Had this several times, check if df.empty==True. parallel_apply throws exceptions when the df's empty
This fails also when working with a single-row dataframe, which is a bit frustrating since I use those for debugging, but I don't want to clutter my code with "if n_rows 1 use apply else parallel_apply"
This fails also when working with a single-row dataframe, which is a bit frustrating since I use those for debugging, but I don't want to clutter my code with "if n_rows 1 use apply else parallel_apply"
Has the package been updated to address single-row dataframes? My code is littered with try-except blocks. It might be an easy solution to update the package code to embed a try-except
block, or at least check if n_rows==1
.
try:
paper_metadata = paper_metadata.parallel_apply(lambda x: x.astype(str))
except:
paper_metadata = paper_metadata.apply(lambda x: x.astype(str))
Hi @itang1,
I can't really take care of this at the moment, but I would gladly review a pull request.
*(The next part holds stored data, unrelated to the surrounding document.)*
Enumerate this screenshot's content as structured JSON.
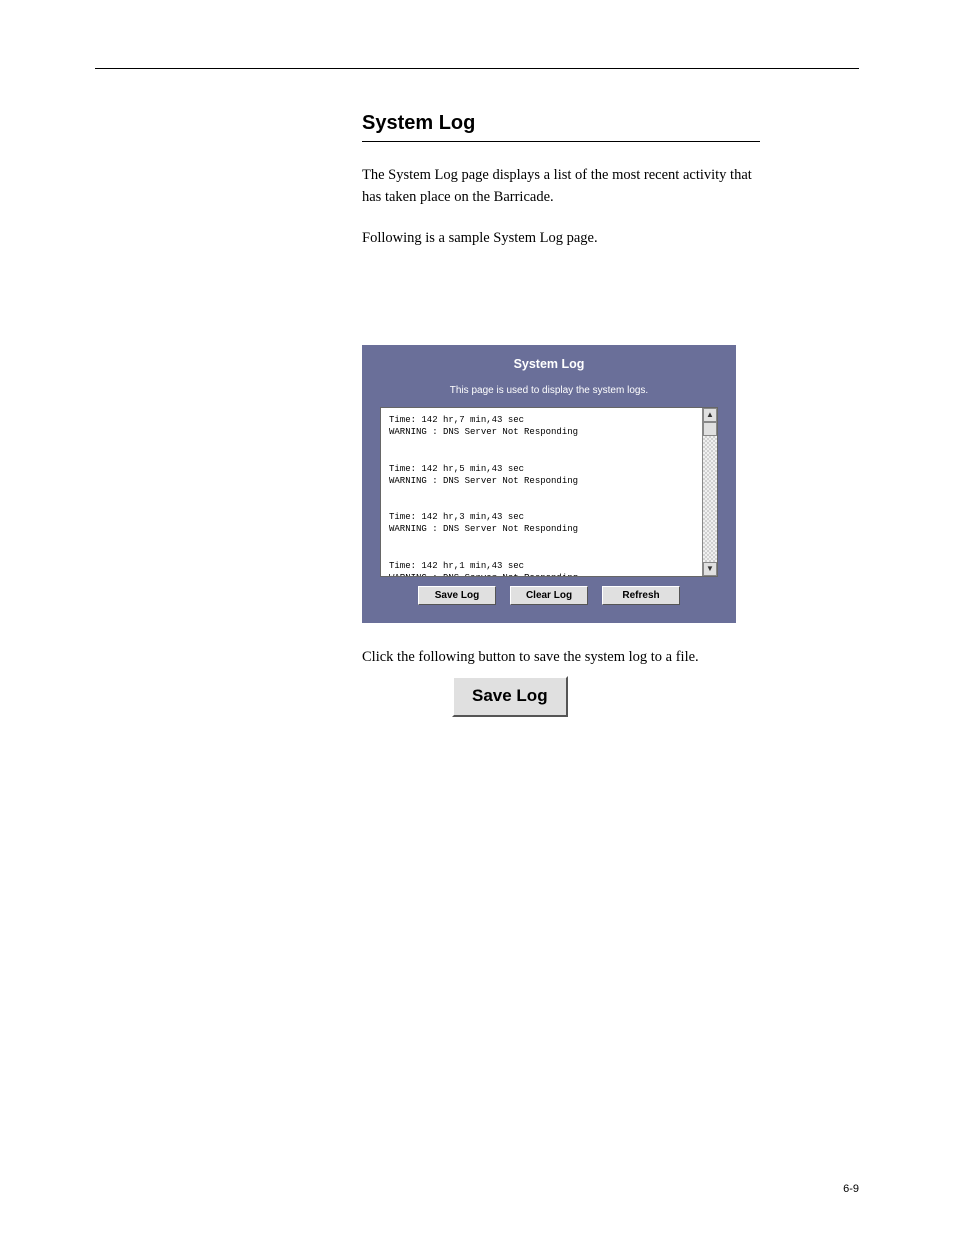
{
  "header": {
    "page_number": "6-9"
  },
  "section": {
    "title": "System Log",
    "intro": "The System Log page displays a list of the most recent activity that has taken place on the Barricade.",
    "after_figure": "Following is a sample System Log page.",
    "save_instruction_pre": "Click the following button to save the system log to a file.",
    "save_button_label": "Save Log"
  },
  "panel": {
    "title": "System Log",
    "description": "This page is used to display the system logs.",
    "logs": [
      "Time: 142 hr,7 min,43 sec",
      "WARNING : DNS Server Not Responding",
      "",
      "",
      "Time: 142 hr,5 min,43 sec",
      "WARNING : DNS Server Not Responding",
      "",
      "",
      "Time: 142 hr,3 min,43 sec",
      "WARNING : DNS Server Not Responding",
      "",
      "",
      "Time: 142 hr,1 min,43 sec",
      "WARNING : DNS Server Not Responding"
    ],
    "buttons": {
      "save": "Save Log",
      "clear": "Clear Log",
      "refresh": "Refresh"
    }
  }
}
@till-m is this fixed, can I take this up?
Hey @skamdar, by all means, feel free to take this up!
I am only able to reproduce this issue with dataframes having no columns and empty series. Failing examples:
# Empty series
series = pd.Series()
series.parallel_apply(lambda x: x**2)
# Empty dataframe
df = pd.DataFrame()
df.parallel_apply(lambda x: x**2)
Since this has been idle for some time, I decided to raise a fix #245.